A também presidente de junta de freguesia de Salto adianta que há um projeto para uma creche, que não é uma ideia nova. “Já há vários anos que se fala da necessidade, e agora voltámos à carga com este assunto, porque nos parece urgente tratar. Temos tido alguns nascimentos, cada vez mais se justifica a criação desta resposta social, o enquadramento tem sido cada vez mais favorável e por parte do município há também um interesse grande em dar solução a estas famílias que queiram ter mais filhos”, aponta.

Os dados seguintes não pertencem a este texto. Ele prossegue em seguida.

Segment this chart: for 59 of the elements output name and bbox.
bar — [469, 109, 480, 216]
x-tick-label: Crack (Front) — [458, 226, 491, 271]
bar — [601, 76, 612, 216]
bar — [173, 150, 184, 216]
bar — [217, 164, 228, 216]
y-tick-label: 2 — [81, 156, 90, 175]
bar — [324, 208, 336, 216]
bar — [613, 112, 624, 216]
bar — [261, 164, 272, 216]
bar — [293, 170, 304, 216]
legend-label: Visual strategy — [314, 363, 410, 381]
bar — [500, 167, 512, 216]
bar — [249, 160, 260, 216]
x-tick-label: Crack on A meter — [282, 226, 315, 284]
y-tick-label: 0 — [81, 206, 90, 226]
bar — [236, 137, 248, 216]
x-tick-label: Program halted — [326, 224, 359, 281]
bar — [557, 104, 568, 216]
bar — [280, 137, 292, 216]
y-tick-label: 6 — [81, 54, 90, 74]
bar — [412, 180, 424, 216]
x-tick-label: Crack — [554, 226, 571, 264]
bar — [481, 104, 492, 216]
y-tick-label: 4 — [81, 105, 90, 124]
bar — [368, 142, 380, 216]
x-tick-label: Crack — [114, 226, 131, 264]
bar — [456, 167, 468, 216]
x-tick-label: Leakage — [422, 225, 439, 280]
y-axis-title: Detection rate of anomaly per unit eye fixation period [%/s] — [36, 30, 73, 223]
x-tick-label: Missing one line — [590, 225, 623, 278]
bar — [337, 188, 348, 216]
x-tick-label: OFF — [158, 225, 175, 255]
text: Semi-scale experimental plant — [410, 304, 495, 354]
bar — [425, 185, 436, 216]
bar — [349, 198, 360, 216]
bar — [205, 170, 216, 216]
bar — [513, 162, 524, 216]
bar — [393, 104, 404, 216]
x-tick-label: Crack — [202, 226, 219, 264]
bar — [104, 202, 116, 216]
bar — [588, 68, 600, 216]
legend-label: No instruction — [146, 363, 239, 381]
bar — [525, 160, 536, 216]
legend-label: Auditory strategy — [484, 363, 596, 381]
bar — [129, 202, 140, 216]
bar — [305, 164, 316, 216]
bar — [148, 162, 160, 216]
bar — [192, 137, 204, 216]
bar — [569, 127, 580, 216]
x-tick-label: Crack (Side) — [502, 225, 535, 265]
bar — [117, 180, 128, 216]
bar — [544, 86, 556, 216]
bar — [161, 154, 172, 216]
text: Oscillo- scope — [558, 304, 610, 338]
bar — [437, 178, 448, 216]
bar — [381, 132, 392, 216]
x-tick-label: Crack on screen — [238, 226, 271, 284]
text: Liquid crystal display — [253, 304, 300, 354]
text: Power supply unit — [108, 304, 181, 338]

“A creche já não será resposta para a minha filha, mas será para muitas outras famílias”
CATARINA GONÇALVES
SALTO

O projeto já foi candidatado, mas apesar da aprovação para a infraestrutura por parte da Segurança Social, houve algumas limitações no parecer, relacionadas com o estacionamento. “As infraestruturas estão aprovadas e há da parte do município uma intervenção grande no sentido da Segurança Social se rever nesse projeto e assegurar a sua comparticipação, nos postos de trabalho e em relação às crianças”.

Com o projeto feito, a localização foi alterada, para o espaço junto ao lar e ao futuro pavilhão polidesportivo. Espera agora luz verde da tutela, havendo a garantia de apoio por parte do município.

A creche já não será resposta para a Maria, “mas será para muitas outras famílias”.
O facto de não haver creche em Salto não foi impeditivo no caso de Catarina para ter a segunda filha. “Mas claro que me preocupa que o resto da comunidade não tenha a resposta. Até porque conheço vários casais que pensam nessa falta de resposta e isso é determinante para não terem mais filhos”, afirma.

Para garantir a viabilidade do projeto a oferta foi alargada a outras freguesias que circundam a freguesia, incluindo dos concelhos de Boticas e Vieira do Minho. “Está mais do que justificada a criação dessa infraestrutura”, defende.